Like many other nurses, I have an oral chemotherapy card from the Oncology Nursing Society, which is renewable every 2 years.
I recently received orientation/training in administering oral, known as “PO chemotherapy,” at the hospital where I work. This was a formalized training where my only responsibility that day was to administer chemotherapy while I was supervised by an experienced nurse. Like many other nurses, I have an oral chemotherapy card from the Oncology Nursing Society which is renewable every 2 years.
The first thing I had to do was go through the patient census and see which patients were scheduled to receive oral chemotherapy. There were 6 patients who needed chemotherapy hospital-wide that day.
I was given a worksheet with my responsibilities. What I will go over here seems like basic information, but it is all vital data.
The RN will look at the patient profile, consider their diet, and any potential allergies, diet, and the dose that is planned for the day.
Then, the RN will look at the lab values. The RN will ascertain that the white blood count and platelet counts are within acceptable parameters to give therapy. The third key consideration is that the RN should check is under what conditions this pill is to be given. Will the patient be nothing by mouth (NPO), or do they need to take the pill with a meal? Will it be given before the patient goes to radiation or with a second oral drug?
Then, the RN will log onto Micromedex, a drug search engine. This is to determine if there are any possible interactions with the patient’s other medications they are taking, in addition to food or supplements that could possibly interfere with this chemo.
Most importantly, the RN will check to see if the patient can swallow by not only asking this question, but by giving them water to drink. There are 2 more steps. The nurse will give any pre-medication that is indicated and spend time on patient education—explaining the name and purpose of this specific drug, and any pre-medication that might have been ordered.
The RN will first verify the patient indicators of name and date of birth. The RN will have a second nurse present in the room and will read the patient’s medical record number out loud. This is similar to the protocol for giving a blood transfusion. The RN giving the pill will wash his or her hands and put on a pair of personal protective equipment (PPE), which are gloves used for chemotherapy administration. This is usually a purple nitrile glove. If this is not available, then two latex gloves will be worn. The RN verifies the name of the drug, order, dose, and route (oral) as well as how frequently the drug is to be given with a second RN.
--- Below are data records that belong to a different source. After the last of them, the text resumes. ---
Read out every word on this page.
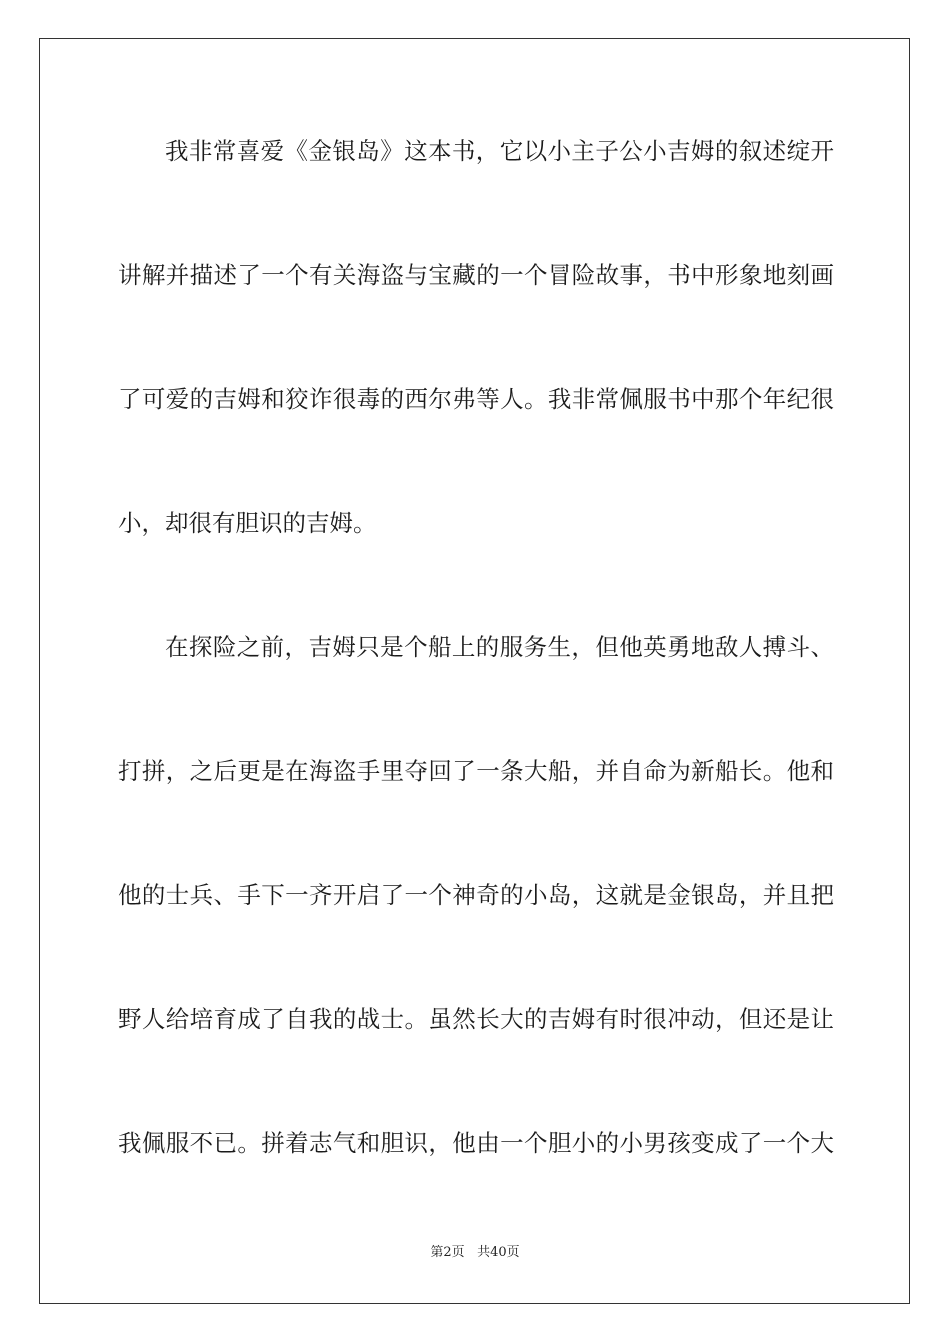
我非常喜爱《金银岛》这本书，它以小主子公小吉姆的叙述绽开
讲解并描述了一个有关海盗与宝藏的一个冒险故事，书中形象地刻画
了可爱的吉姆和狡诈很毒的西尔弗等人。我非常佩服书中那个年纪很
小，却很有胆识的吉姆。
在探险之前，吉姆只是个船上的服务生，但他英勇地敌人搏斗、
打拼，之后更是在海盗手里夺回了一条大船，并自命为新船长。他和
他的士兵、手下一齐开启了一个神奇的小岛，这就是金银岛，并且把
野人给培育成了自我的战士。虽然长大的吉姆有时很冲动，但还是让
我佩服不已。拼着志气和胆识，他由一个胆小的小男孩变成了一个大
第2页 共40页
The chemotherapy pill package is opened and dropped into a medicine cup. The RN hands the cup to the patient who swallows it in front of them. The RN takes off their gloves and washes their hands again.
The RN will be aware to look out for any side effects such as nausea and vomiting. They will also be monitoring the patient’s urine output. The RN will monitor this with the primary nurse taking care of the patient that shift.
Although I have been a nurse for many years, I appreciated this training and time that the chemo nurse took with me to explain my responsibilities for the day. It definitely went beyond placing a pill in a cup and scanning a barcode. There was more patient interaction and greater attention to detail such as lab values and patient education in this expanded RN role.
Reference
Chemotherapy/biotherapy oral administration competency record. University of Miami. Accessed September 23, 2023.